Z kolei rozgrywający Les Bleus Benjamin Toniutti przyznał, że jego zdaniem przebieg pierwszego seta, przegranego przez Francję 27:29, mimo wszystko wywarł duży wpływ na dalszy rozwój boiskowych wydarzeń. - Inauguracyjna partia była ważna, ponieważ w jej początkowej części nie prezentowaliśmy się dobrze, ale im bliżej końca, tym nasza postawa wyglądała już korzystniej. Uwierzyliśmy, że Brazylię da się pokonać. Z czasem zaczęliśmy pokazywać coraz lepszą siatkówkę, a nasza pewność siebie stopniowo wzrastała. To był klucz do zwycięstwa - przyznał nowy gracz ZAKSY Kędzierzyn-Koźle.
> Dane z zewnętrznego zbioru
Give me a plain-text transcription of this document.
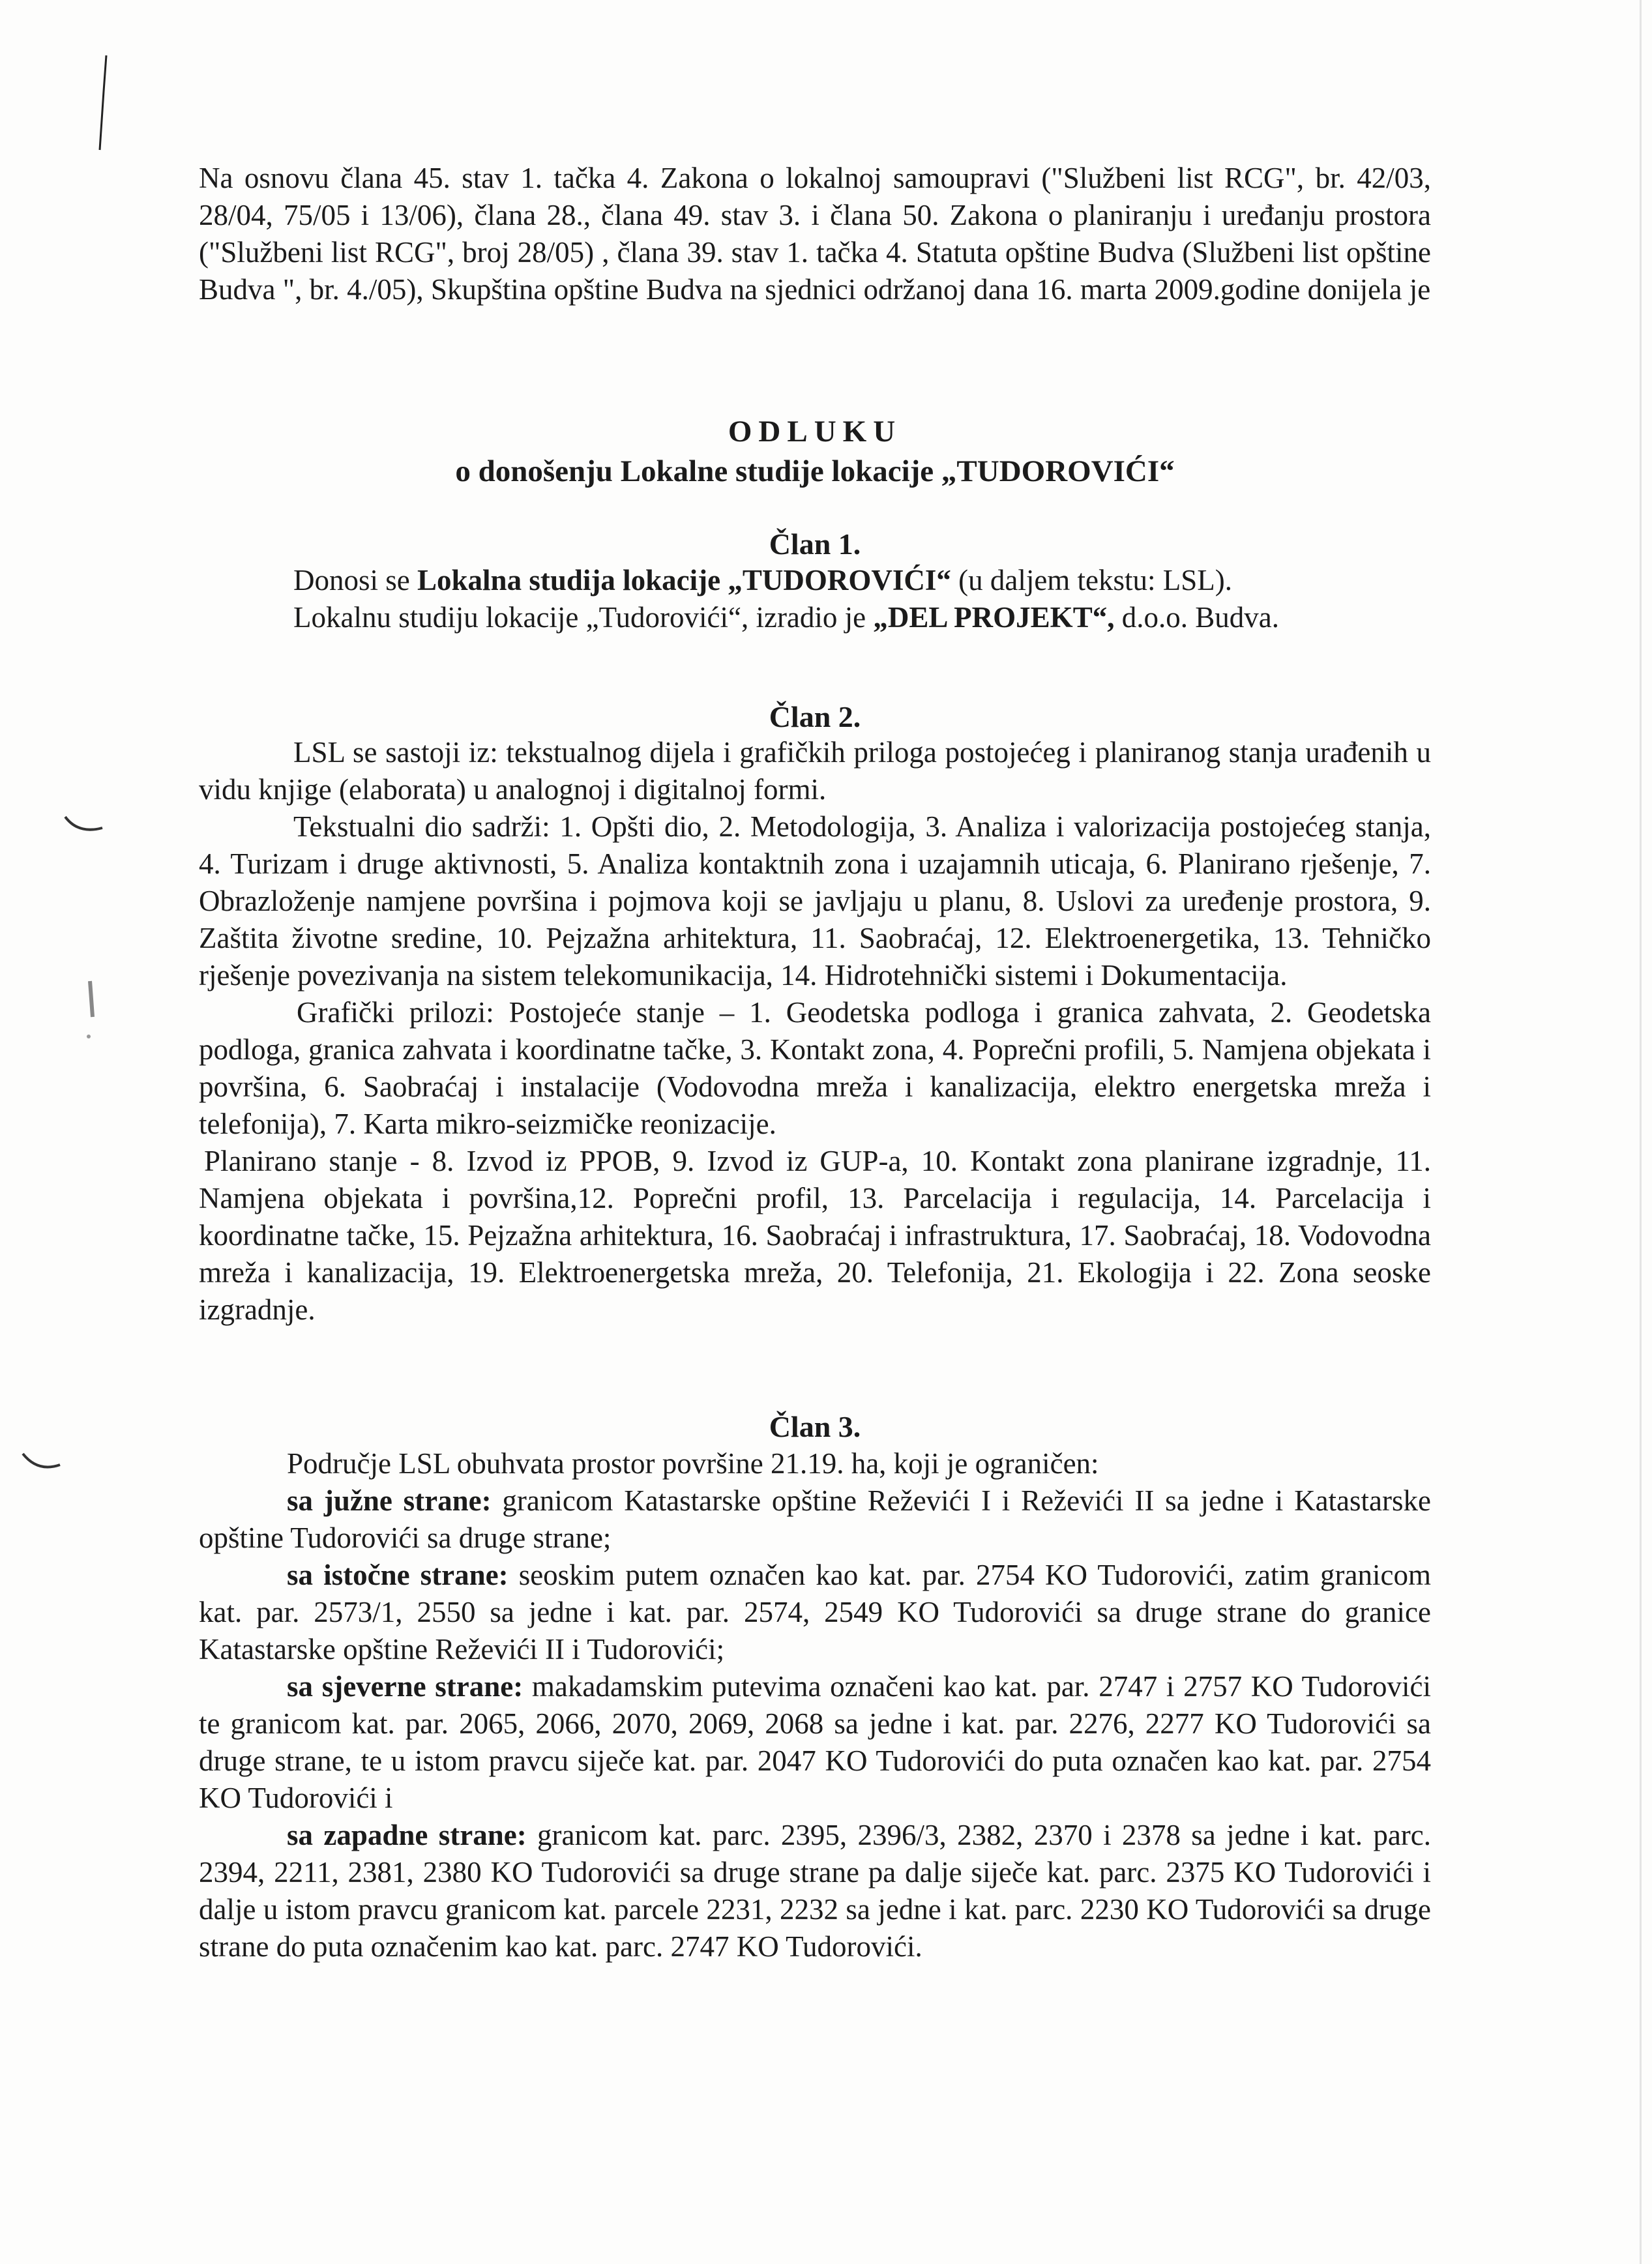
Na osnovu člana 45. stav 1. tačka 4. Zakona o lokalnoj samoupravi ("Službeni list RCG", br. 42/03, 28/04, 75/05 i 13/06), člana 28., člana 49. stav 3. i člana 50. Zakona o planiranju i uređanju prostora ("Službeni list RCG", broj 28/05) , člana 39. stav 1. tačka 4. Statuta opštine Budva (Službeni list opštine Budva ", br. 4./05), Skupština opštine Budva na sjednici održanoj dana 16. marta 2009.godine donijela je
ODLUKU
o donošenju Lokalne studije lokacije „TUDOROVIĆI“
Član 1.
Donosi se Lokalna studija lokacije „TUDOROVIĆI“ (u daljem tekstu: LSL).
Lokalnu studiju lokacije „Tudorovići“, izradio je „DEL PROJEKT“, d.o.o. Budva.
Član 2.

LSL se sastoji iz: tekstualnog dijela i grafičkih priloga postojećeg i planiranog stanja urađenih u vidu knjige (elaborata) u analognoj i digitalnoj formi.

Tekstualni dio sadrži: 1. Opšti dio, 2. Metodologija, 3. Analiza i valorizacija postojećeg stanja, 4. Turizam i druge aktivnosti, 5. Analiza kontaktnih zona i uzajamnih uticaja, 6. Planirano rješenje, 7. Obrazloženje namjene površina i pojmova koji se javljaju u planu, 8. Uslovi za uređenje prostora, 9. Zaštita životne sredine, 10. Pejzažna arhitektura, 11. Saobraćaj, 12. Elektroenergetika, 13. Tehničko rješenje povezivanja na sistem telekomunikacija, 14. Hidrotehnički sistemi i Dokumentacija.

Grafički prilozi: Postojeće stanje – 1. Geodetska podloga i granica zahvata, 2. Geodetska podloga, granica zahvata i koordinatne tačke, 3. Kontakt zona, 4. Poprečni profili, 5. Namjena objekata i površina, 6. Saobraćaj i instalacije (Vodovodna mreža i kanalizacija, elektro energetska mreža i telefonija), 7. Karta mikro-seizmičke reonizacije.

Planirano stanje - 8. Izvod iz PPOB, 9. Izvod iz GUP-a, 10. Kontakt zona planirane izgradnje, 11. Namjena objekata i površina,12. Poprečni profil, 13. Parcelacija i regulacija, 14. Parcelacija i koordinatne tačke, 15. Pejzažna arhitektura, 16. Saobraćaj i infrastruktura, 17. Saobraćaj, 18. Vodovodna mreža i kanalizacija, 19. Elektroenergetska mreža, 20. Telefonija, 21. Ekologija i 22. Zona seoske izgradnje.

Član 3.

Područje LSL obuhvata prostor površine 21.19. ha, koji je ograničen:

sa južne strane: granicom Katastarske opštine Reževići I i Reževići II sa jedne i Katastarske opštine Tudorovići sa druge strane;

sa istočne strane: seoskim putem označen kao kat. par. 2754 KO Tudorovići, zatim granicom kat. par. 2573/1, 2550 sa jedne i kat. par. 2574, 2549 KO Tudorovići sa druge strane do granice Katastarske opštine Reževići II i Tudorovići;

sa sjeverne strane: makadamskim putevima označeni kao kat. par. 2747 i 2757 KO Tudorovići te granicom kat. par. 2065, 2066, 2070, 2069, 2068 sa jedne i kat. par. 2276, 2277 KO Tudorovići sa druge strane, te u istom pravcu siječe kat. par. 2047 KO Tudorovići do puta označen kao kat. par. 2754 KO Tudorovići i

sa zapadne strane: granicom kat. parc. 2395, 2396/3, 2382, 2370 i 2378 sa jedne i kat. parc. 2394, 2211, 2381, 2380 KO Tudorovići sa druge strane pa dalje siječe kat. parc. 2375 KO Tudorovići i dalje u istom pravcu granicom kat. parcele 2231, 2232 sa jedne i kat. parc. 2230 KO Tudorovići sa druge strane do puta označenim kao kat. parc. 2747 KO Tudorovići.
Pełen podziwu dla swoich podopiecznych był trener Francuzów Laurent Tillie, który na konferencji prasowej jeszcze nie do końca potrafił pojąć rezultat osiągnięty przez Trójkolorowych na początku rywalizacji w Rio de Janeiro. - To niezwykły wynik, którego nie było nam łatwo osiągnąć, ponieważ Brazylijczycy znakomicie prezentowali się w bloku i defensywie. Momentami nie mogliśmy znaleźć na nich sposobu. Moim zawodnikom udało się jednak zachować spokój oraz pełną koncentrację, co przełożyło się na poprawę gry w obronie oraz w polu serwisowym. Dzięki temu po pewnym czasie zaczęło nam się grać łatwiej. Generalnie zanotowaliśmy bardzo udany występ - podsumował 51-letni selekcjoner.
Swój drugi pojedynek podczas Final Six Francja rozegra w piątek przeciwko Amerykanom. Jego początek zaplanowano na godzinę 19:05 czasu polskiego.